Ball Out or Fall Out: Determining the NBA’s Top Over-Performers
may 2022
Introduction
Last offseason, the Chicago Bulls traded for DeMar DeRozan, but which DeRozan exactly they were getting was unclear, as the former Toronto Raptors star was arguably declining and failed to make an all-star appearance in his three years in San Antonio. With that said, no one expected him to make the jump into the MVP discussion this season, let alone the Bulls’ early season success. How do you expect the unexpected anyways?
The consideration of expectation brings us into the sub-field of player projections and time-series forecasting. If we can analyze historical data in order to predict player performance from year to year, we can evaluate which players reached or failed to reach expectations, using statistical projections as a proxy. With this objective, I created a model to predict a player’s scoring output based on their statistics from the previous season.
Building the Model
Step 1: predictor variables
The first step in building the model is to determine which variables sufficiently influence how many points a player will score. I decided to select age, minutes, points, field goal percentage, three-point percentage, free-throw percentage, and usage rate as the predictor variables based off of intuition and preliminary exploratory data analysis (EDA). In other words, a young player who scores efficiently on high volume is more likely to improve his scoring output than an older player who shoots inefficiently on low volume.
Step 2: Training set
The next step is to find and clean data to train the model. I elected to scrape data from NBA.com over the past 20 seasons, filtering for players who appeared in at least half of the season (41+ games). Dropped from the training set as well are players without continuous data; if a player retired after the 2010 season, obviously there will be no improvement in 2011 so the 2010 data should be disregarded. Once all the data is retrieved, I standardized all values to prevent any one variable from being weighted more than the others since their original scales vary.
step 3: regression algorithm
The third and final step is to choose a regression algorithm for the model. I incorporated a random forest method, which consists of an ensemble of decision trees that contribute to an aggregated prediction for scoring output (here’s a great video explanation). Once the model is trained, we can use a test set to validate the model’s accuracy; I selected data from the 2020-21 season to “predict” scoring output for this past season. This model provides a quantitative means of comparing player expectations and actual performance, which takes us to the fun part: who outperformed expectations the most?
Model Results
The table below highlights the top and bottom ten players who exceeded or failed to reach their scoring predictions. Unsurprisingly, veteran superstars DeRozan and James earned their respective ranks at first and eighth, with both of them actually projected to decrease in output, speaking to just how impressive their seasons were.

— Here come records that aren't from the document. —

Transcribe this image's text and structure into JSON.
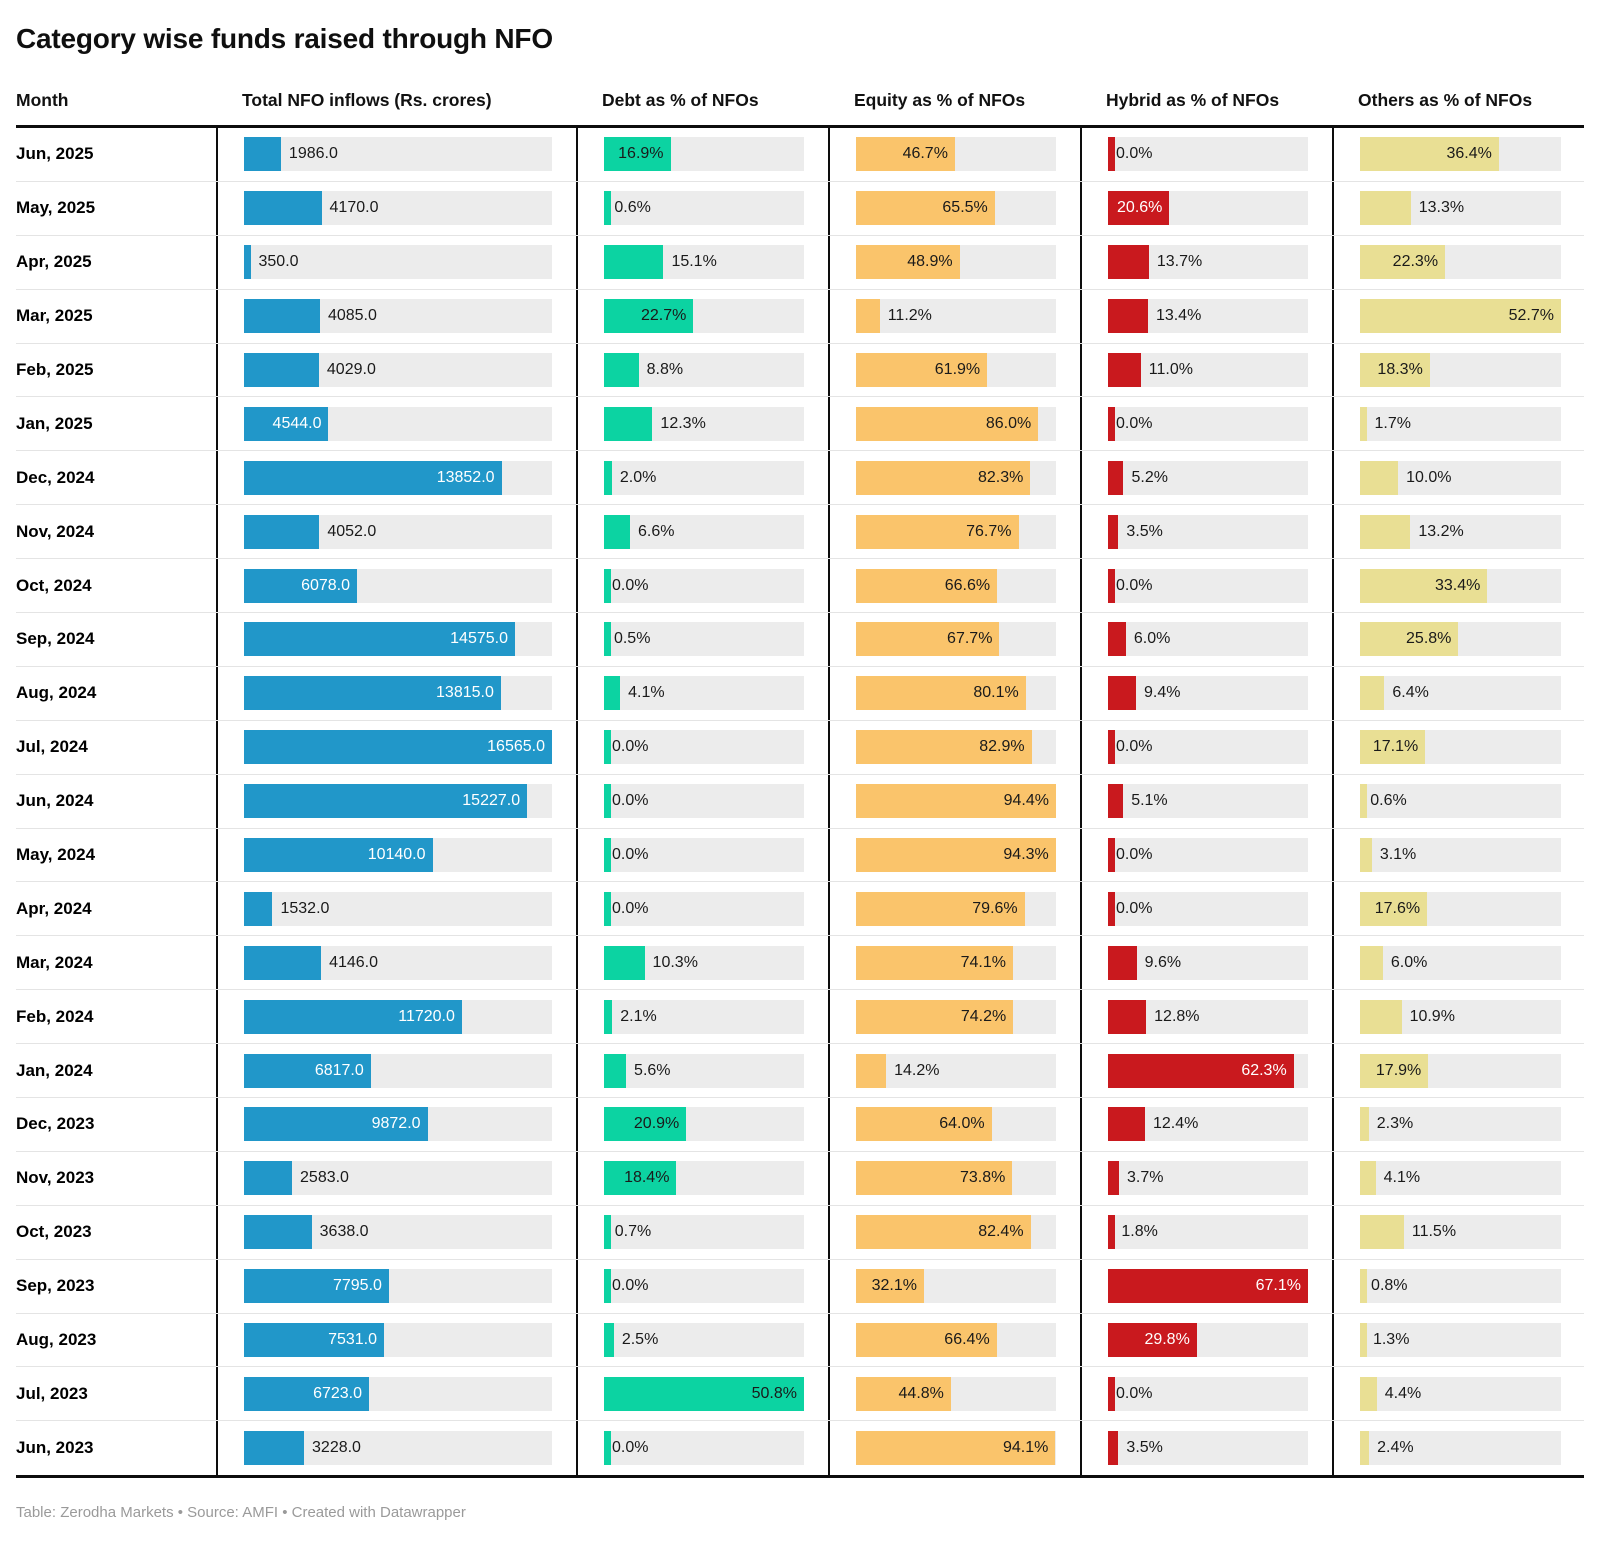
{
  "title": "Category wise funds raised through NFO",
  "footer": "Table: Zerodha Markets • Source: AMFI • Created with Datawrapper",
  "colors": {
    "track": "#ececec",
    "row_divider": "#e4e4e4",
    "table_border": "#0d0d0d",
    "outside_label_text": "#1a1a1a",
    "footer_text": "#9a9a9a"
  },
  "columns": [
    {
      "key": "month",
      "label": "Month"
    },
    {
      "key": "total",
      "label": "Total NFO inflows (Rs. crores)",
      "bar_color": "#2197c9",
      "inside_label_color": "#ffffff",
      "scale_max": 16565.0,
      "unit": ""
    },
    {
      "key": "debt",
      "label": "Debt as % of NFOs",
      "bar_color": "#0cd3a2",
      "inside_label_color": "#1a1a1a",
      "scale_max": 50.8,
      "unit": "%"
    },
    {
      "key": "equity",
      "label": "Equity as % of NFOs",
      "bar_color": "#fac46b",
      "inside_label_color": "#1a1a1a",
      "scale_max": 94.4,
      "unit": "%"
    },
    {
      "key": "hybrid",
      "label": "Hybrid as % of NFOs",
      "bar_color": "#c9191e",
      "inside_label_color": "#ffffff",
      "scale_max": 67.1,
      "unit": "%"
    },
    {
      "key": "others",
      "label": "Others as % of NFOs",
      "bar_color": "#e9df94",
      "inside_label_color": "#1a1a1a",
      "scale_max": 52.7,
      "unit": "%"
    }
  ],
  "chart_data": {
    "type": "table",
    "title": "Category wise funds raised through NFO",
    "months": [
      "Jun, 2025",
      "May, 2025",
      "Apr, 2025",
      "Mar, 2025",
      "Feb, 2025",
      "Jan, 2025",
      "Dec, 2024",
      "Nov, 2024",
      "Oct, 2024",
      "Sep, 2024",
      "Aug, 2024",
      "Jul, 2024",
      "Jun, 2024",
      "May, 2024",
      "Apr, 2024",
      "Mar, 2024",
      "Feb, 2024",
      "Jan, 2024",
      "Dec, 2023",
      "Nov, 2023",
      "Oct, 2023",
      "Sep, 2023",
      "Aug, 2023",
      "Jul, 2023",
      "Jun, 2023"
    ],
    "series": {
      "total": [
        1986.0,
        4170.0,
        350.0,
        4085.0,
        4029.0,
        4544.0,
        13852.0,
        4052.0,
        6078.0,
        14575.0,
        13815.0,
        16565.0,
        15227.0,
        10140.0,
        1532.0,
        4146.0,
        11720.0,
        6817.0,
        9872.0,
        2583.0,
        3638.0,
        7795.0,
        7531.0,
        6723.0,
        3228.0
      ],
      "debt": [
        16.9,
        0.6,
        15.1,
        22.7,
        8.8,
        12.3,
        2.0,
        6.6,
        0.0,
        0.5,
        4.1,
        0.0,
        0.0,
        0.0,
        0.0,
        10.3,
        2.1,
        5.6,
        20.9,
        18.4,
        0.7,
        0.0,
        2.5,
        50.8,
        0.0
      ],
      "equity": [
        46.7,
        65.5,
        48.9,
        11.2,
        61.9,
        86.0,
        82.3,
        76.7,
        66.6,
        67.7,
        80.1,
        82.9,
        94.4,
        94.3,
        79.6,
        74.1,
        74.2,
        14.2,
        64.0,
        73.8,
        82.4,
        32.1,
        66.4,
        44.8,
        94.1
      ],
      "hybrid": [
        0.0,
        20.6,
        13.7,
        13.4,
        11.0,
        0.0,
        5.2,
        3.5,
        0.0,
        6.0,
        9.4,
        0.0,
        5.1,
        0.0,
        0.0,
        9.6,
        12.8,
        62.3,
        12.4,
        3.7,
        1.8,
        67.1,
        29.8,
        0.0,
        3.5
      ],
      "others": [
        36.4,
        13.3,
        22.3,
        52.7,
        18.3,
        1.7,
        10.0,
        13.2,
        33.4,
        25.8,
        6.4,
        17.1,
        0.6,
        3.1,
        17.6,
        6.0,
        10.9,
        17.9,
        2.3,
        4.1,
        11.5,
        0.8,
        1.3,
        4.4,
        2.4
      ]
    },
    "label_inside": {
      "total": [
        false,
        false,
        false,
        false,
        false,
        true,
        true,
        false,
        true,
        true,
        true,
        true,
        true,
        true,
        false,
        false,
        true,
        true,
        true,
        false,
        false,
        true,
        true,
        true,
        false
      ],
      "debt": [
        true,
        false,
        false,
        true,
        false,
        false,
        false,
        false,
        false,
        false,
        false,
        false,
        false,
        false,
        false,
        false,
        false,
        false,
        true,
        true,
        false,
        false,
        false,
        true,
        false
      ],
      "equity": [
        true,
        true,
        true,
        false,
        true,
        true,
        true,
        true,
        true,
        true,
        true,
        true,
        true,
        true,
        true,
        true,
        true,
        false,
        true,
        true,
        true,
        true,
        true,
        true,
        true
      ],
      "hybrid": [
        false,
        true,
        false,
        false,
        false,
        false,
        false,
        false,
        false,
        false,
        false,
        false,
        false,
        false,
        false,
        false,
        false,
        true,
        false,
        false,
        false,
        true,
        true,
        false,
        false
      ],
      "others": [
        true,
        false,
        true,
        true,
        true,
        false,
        false,
        false,
        true,
        true,
        false,
        true,
        false,
        false,
        true,
        false,
        false,
        true,
        false,
        false,
        false,
        false,
        false,
        false,
        false
      ]
    },
    "scale_max": {
      "total": 16565.0,
      "debt": 50.8,
      "equity": 94.4,
      "hybrid": 67.1,
      "others": 52.7
    },
    "value_format": "one_decimal",
    "grid": false,
    "legend": "none"
  }
}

Outside of the top ten, a few notable players and their residuals – predicted points subtracted from actual points – are Dejounte Murray with 5.6 (11th), Jordan Poole with 4.8 (13th), and Tyler Herro with 3.8 (17th). The model goes both ways, and a few under-performers worth emphasizing are Stephen Curry with -2.9 (207th), De’Aaron Fox with -3.4 (217th), and Andre Drummond with -6.6 (249th). Note that the test set only includes 249 players.
Model Validation
When evaluating the accuracy of a regression model, two key metrics are used: R2 and root mean squared error (RMSE). R2 measures the proportion of variance that can be explained by the predictor variables on a scale from 0 to 1 – with 1 indicating a perfect fit – and RMSE is a measure of the variance – the standard deviation – of the residuals.
The R2 value was 0.79, which indicates a fairly strong correlation between the predictor variables and scoring output. The RMSE was 2.86, and the residual plot below shows a normal distribution around 0. The residuals are also independent of the response variable – points per game – which tells us that the model remains consistent regardless of how many points a player will score. In other words, an undesirable residual plot may show more variance when points exceed 30, which would imply that the model doesn’t predict high volume scorers’ output very accurately. This is not the case, and we can adequately trust the model and its results.
Conclusion
While validation metrics and basketball intuition back up the model, there are clear limitations and areas for growth. A more sophisticated model would incorporate more years of data in the training set, possibly from up to two or three years prior – this would place more weight on a player’s recent career trajectory into their projection. For example, a player who’s increased their scoring output for two years straight is more likely to continue on that upward path. Later iterations could also control for a player’s team composition or position, since the presence of multiple ball-dominant players could hinder any one player from making a sizable improvement. Similarly, a guard who simply has the ball in his hands more often than a rim-protecting big would likely have more potential to increase scoring output.